2Phat on Network 2 has begun a regular parody of the couple in the Beckingham Palace series. A recent skit showed Ray D'Arcy dressed up as Beckham attempting to put their dirty Prada, Gucci and Versace gear into the dishwasher. "Day-vid," Posh, played by Tracy Sheridan, whines, "You know you shouldn't mix the colours with the whites."

They complain about the attention and then hawk themselves and their baby around celebrity haunts like the plastic figurines on the ostentatious wedding cake they cut (with a sword, naturally) at their marital kitschfest in a castle outside Dublin last July.

What really seems to appeal to fans and infuriate those who can't stand them is that while the Beckhams are being touted as the prince and princess of this millennium - they even have thrones in their diningroom - they are more Royle Family than royalty.

Both grew up in the greater London suburbs of Essex and Hertfordshire. His working-class family would sacrifice anything to buy their boy the latest football boots, while she had an unashamedly nouveau riche middle-class background. Dad ran a successful electrical wholesale firm and dropped Victoria off at school in a Rolls-Royce.

Victoria Caroline Adams was bullied there because she chose to take dancing lessons when the bell rang instead of smoking behind the bike sheds.
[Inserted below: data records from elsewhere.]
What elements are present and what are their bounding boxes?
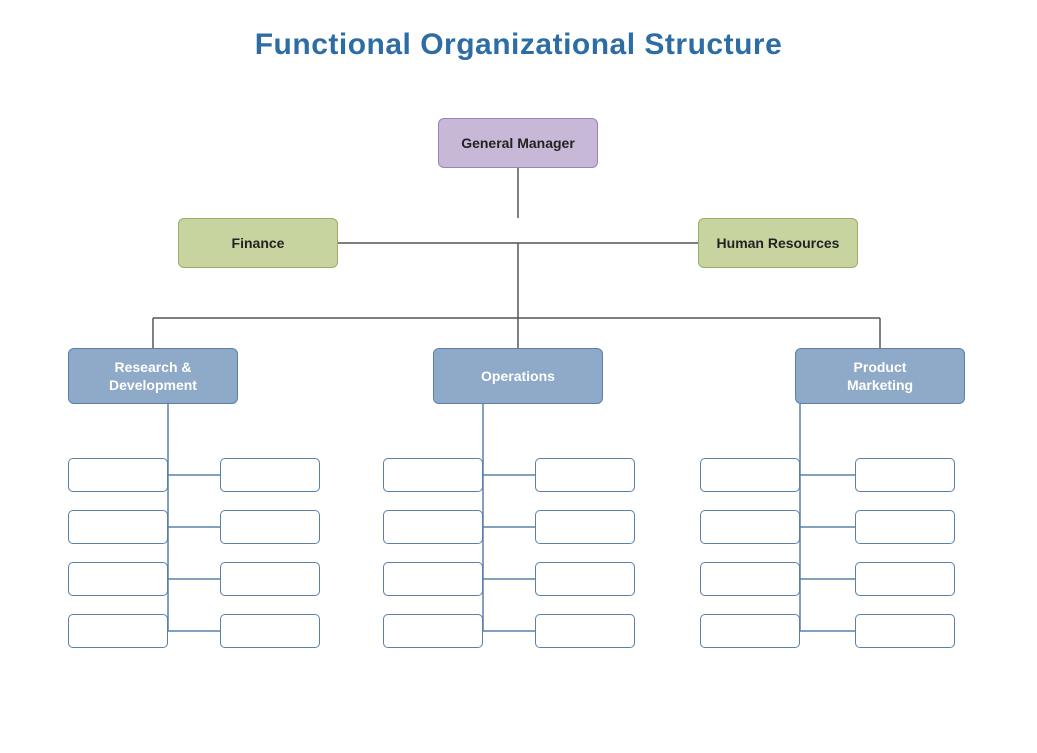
ops-sub-right-3 — [535, 562, 635, 596]
rd-sub-left-1 — [68, 458, 168, 492]
pm-sub-right-1 — [855, 458, 955, 492]
rd-sub-left-3 — [68, 562, 168, 596]
pm-sub-left-4 — [700, 614, 800, 648]
rd-sub-left-4 — [68, 614, 168, 648]
pm-sub-left-3 — [700, 562, 800, 596]
ops-sub-left-2 — [383, 510, 483, 544]
pm-box: Product Marketing — [795, 348, 965, 404]
pm-sub-left-1 — [700, 458, 800, 492]
rd-sub-right-3 — [220, 562, 320, 596]
hr-box: Human Resources — [698, 218, 858, 268]
ops-sub-left-1 — [383, 458, 483, 492]
page-title: Functional Organizational Structure — [0, 0, 1037, 62]
ops-sub-left-3 — [383, 562, 483, 596]
rd-box: Research & Development — [68, 348, 238, 404]
page: Functional Organizational Structure — [0, 0, 1037, 753]
pm-sub-right-2 — [855, 510, 955, 544]
ops-sub-right-2 — [535, 510, 635, 544]
pm-sub-left-2 — [700, 510, 800, 544]
pm-sub-right-4 — [855, 614, 955, 648]
rd-sub-right-1 — [220, 458, 320, 492]
finance-box: Finance — [178, 218, 338, 268]
rd-sub-right-2 — [220, 510, 320, 544]
pm-sub-right-3 — [855, 562, 955, 596]
ops-sub-right-4 — [535, 614, 635, 648]
rd-sub-left-2 — [68, 510, 168, 544]
ops-box: Operations — [433, 348, 603, 404]
ops-sub-right-1 — [535, 458, 635, 492]
general-manager-box: General Manager — [438, 118, 598, 168]
rd-sub-right-4 — [220, 614, 320, 648]
ops-sub-left-4 — [383, 614, 483, 648]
Her favourite movie was Fame, and as she ran out the gates to escape the taunts of her peers she thought, "to hell with you, I'll have my day".

She was the least talented Spice Girl and her best quality was her ability to point her finger and pull a face that made her look as though she was sucking on several pieces of lemon. She is the only one of the group who hasn't released a solo record, and at this stage is more famous for being famous than she is for anything else.

David Joseph Beckham was kicking a ball around as soon as he could stand and left school without passing a single exam. At 11 he had come top out of 5,000 entrants in a soccer skills competition and by the age of 14 he had signed with his dream team, Manchester United.

When they met, Victoria was riding high on Girl Power and he had already displayed soccer genius, scoring against Wimbledon from the halfway line.

Now they collect cars, houses, jewellery and clothes to commemorate their love in a uniquely material world.

Ever since David began playing Ken to Victoria's Barbie, Alex Ferguson has reportedly had just one request of his love-struck employee. As manager of the most celebrated crosser (and part-time cross-dresser) in the British soccer world, he wants to see less of Beckham on the front page of the tabloids and more of him on the back.

Some of us just want to less of him. And her.

Unfortunately for those of us on the sidelines, it's unlikely that the couple will display a Lennonesque ambivalence to this latest media frenzy by growing their hair and going off to live in a bag (unless, of course, the hair is the latest in chi-chi extensions and the bag is designed by Louis Vuitton).

There are, however, some other similarities with John and Yoko, namely, very public declarations of lurve, twee matching outfits, giant photographs of themselves kissing on the wall of their house and the nauseating we-are-as-one mantra.

The Ballad of Posh and Becks began three years ago but fade-out still seems very far away.